Costigan, Ethna Mary Byrne- (1904–91), academic and writer, was born 24 May 1904 at Upper Leeson Street, Dublin, the eldest daughter of Thomas Joseph Byrne, chief architect to the Office of Public Works, and Mary Ellen Byrne (née Scott) of Drogheda, Co. Louth. As a young child she was sent to live with relatives in Italy, and received her early education at Les Dames de Scion convent in Rome. On returning to Dublin she lived alternately with her aunts and grandfather in Dartmouth Square, and with her parents in Ballyboden and later Rathgar. She attended Loreto Hall in St Stephen’s Green and studied at UCD, graduating with a first-class BA in modern languages in 1925, and a first-class MA in French in 1927. She went on to the Sorbonne in Paris, where she gained her doctorate; her thesis, entitled ‘Bourdaloue moraliste’, was subsequently published by Beauchesne.
Following the retirement of Professor Mary Ryan in 1939, she was appointed professor of Romance languages at UCC. She remained in this post until 1969, during which time she inaugurated a refresher course for French teachers. Among her academic publications are her studies of Molière’s Le bourgeois gentilhomme, Corneille’s Horace, and Racine’s Athalie. Her Irish translation of Silvio Pellico’s Le mie prigioni (1833) is in the Pellico Museum in Turin, and the Italian Institute published her Irish version of a number of Salvatore Quasimodo’s poems. With her associate, Dr Piero Calì, she founded the Dante Alighieri Society in Cork, of which she served as president from 1956 to 1969. On retiring from the professorship at Cork she lectured part-time on Italian philology and medieval texts at TCD. She served on the Irish national committee of UNESCO, and was twice selected to represent Ireland at the biennial conference in Paris. She also served as honorary secretary of the Celtic Congress. In recognition of her work in promoting Italian language and culture in Ireland the Italian government made her a grand official (grand’ ufficiale) of the Italian Order of Merit in 1960.

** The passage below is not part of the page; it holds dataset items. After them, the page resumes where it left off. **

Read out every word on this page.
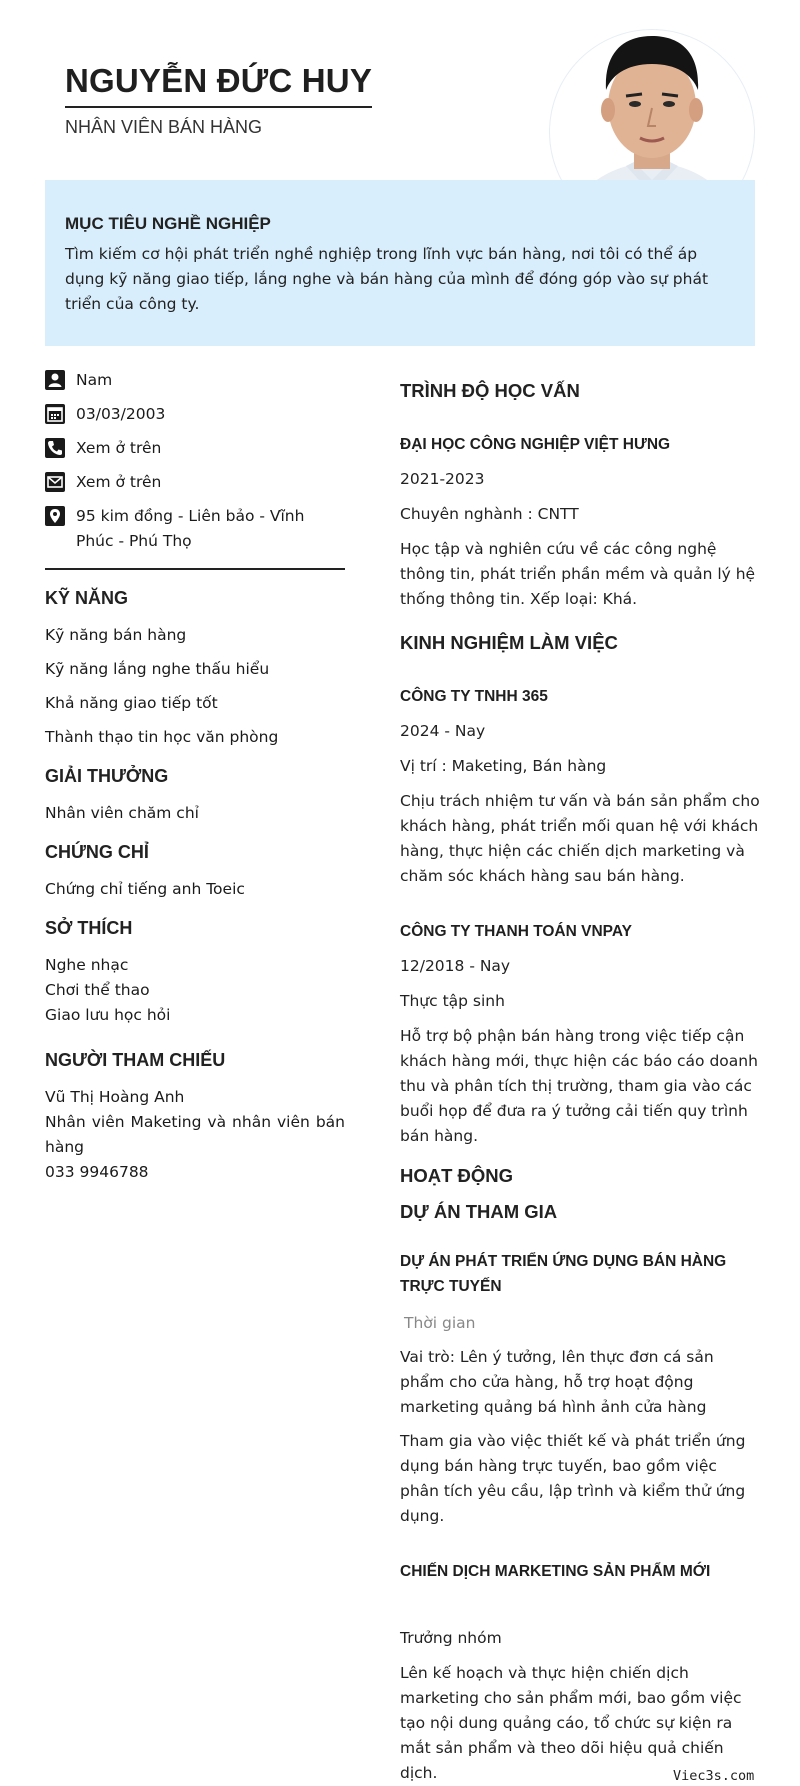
NGUYỄN ĐỨC HUY
NHÂN VIÊN BÁN HÀNG
MỤC TIÊU NGHỀ NGHIỆP

Tìm kiếm cơ hội phát triển nghề nghiệp trong lĩnh vực bán hàng, nơi tôi có thể áp dụng kỹ năng giao tiếp, lắng nghe và bán hàng của mình để đóng góp vào sự phát triển của công ty.

Nam
03/03/2003
Xem ở trên
Xem ở trên
95 kim đồng - Liên bảo - Vĩnh Phúc - Phú Thọ
KỸ NĂNG
Kỹ năng bán hàng
Kỹ năng lắng nghe thấu hiểu
Khả năng giao tiếp tốt
Thành thạo tin học văn phòng
GIẢI THƯỞNG
Nhân viên chăm chỉ
CHỨNG CHỈ
Chứng chỉ tiếng anh Toeic
SỞ THÍCH
Nghe nhạc
Chơi thể thao
Giao lưu học hỏi
NGƯỜI THAM CHIẾU
Vũ Thị Hoàng Anh
Nhân viên Maketing và nhân viên bán hàng
033 9946788
TRÌNH ĐỘ HỌC VẤN
ĐẠI HỌC CÔNG NGHIỆP VIỆT HƯNG
2021-2023
Chuyên nghành : CNTT
Học tập và nghiên cứu về các công nghệ thông tin, phát triển phần mềm và quản lý hệ thống thông tin. Xếp loại: Khá.
KINH NGHIỆM LÀM VIỆC
CÔNG TY TNHH 365
2024 - Nay
Vị trí : Maketing, Bán hàng
Chịu trách nhiệm tư vấn và bán sản phẩm cho khách hàng, phát triển mối quan hệ với khách hàng, thực hiện các chiến dịch marketing và chăm sóc khách hàng sau bán hàng.
CÔNG TY THANH TOÁN VNPAY
12/2018 - Nay
Thực tập sinh
Hỗ trợ bộ phận bán hàng trong việc tiếp cận khách hàng mới, thực hiện các báo cáo doanh thu và phân tích thị trường, tham gia vào các buổi họp để đưa ra ý tưởng cải tiến quy trình bán hàng.
HOẠT ĐỘNG
DỰ ÁN THAM GIA
DỰ ÁN PHÁT TRIỂN ỨNG DỤNG BÁN HÀNG TRỰC TUYẾN
Thời gian
Vai trò: Lên ý tưởng, lên thực đơn cá sản phẩm cho cửa hàng, hỗ trợ hoạt động marketing quảng bá hình ảnh cửa hàng
Tham gia vào việc thiết kế và phát triển ứng dụng bán hàng trực tuyến, bao gồm việc phân tích yêu cầu, lập trình và kiểm thử ứng dụng.
CHIẾN DỊCH MARKETING SẢN PHẨM MỚI
Trưởng nhóm
Lên kế hoạch và thực hiện chiến dịch marketing cho sản phẩm mới, bao gồm việc tạo nội dung quảng cáo, tổ chức sự kiện ra mắt sản phẩm và theo dõi hiệu quả chiến dịch.	Viec3s.com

An accomplished embroiderer, her work has been exhibited in the USA under the auspices of the Embroiderers’ Guild. In 1941 she married the Egyptologist and linguist George Costigan (d. October 1951), with whom she had one daughter. Under the pseudonym ‘Ethna Bee Cee’ she published her memoirs, Ethna Mary twice (1989), describing her childhood in Rome and Dublin. In later years she remained active, and at the age of eighty delivered a lecture on Lady Sydney Morgan to the Old Dublin Society (published in the Dublin Historical Record, xxxviii, Dec. 1984). She died 12 January 1991 at her home in Palmerstown Villas, Rathmines, Dublin.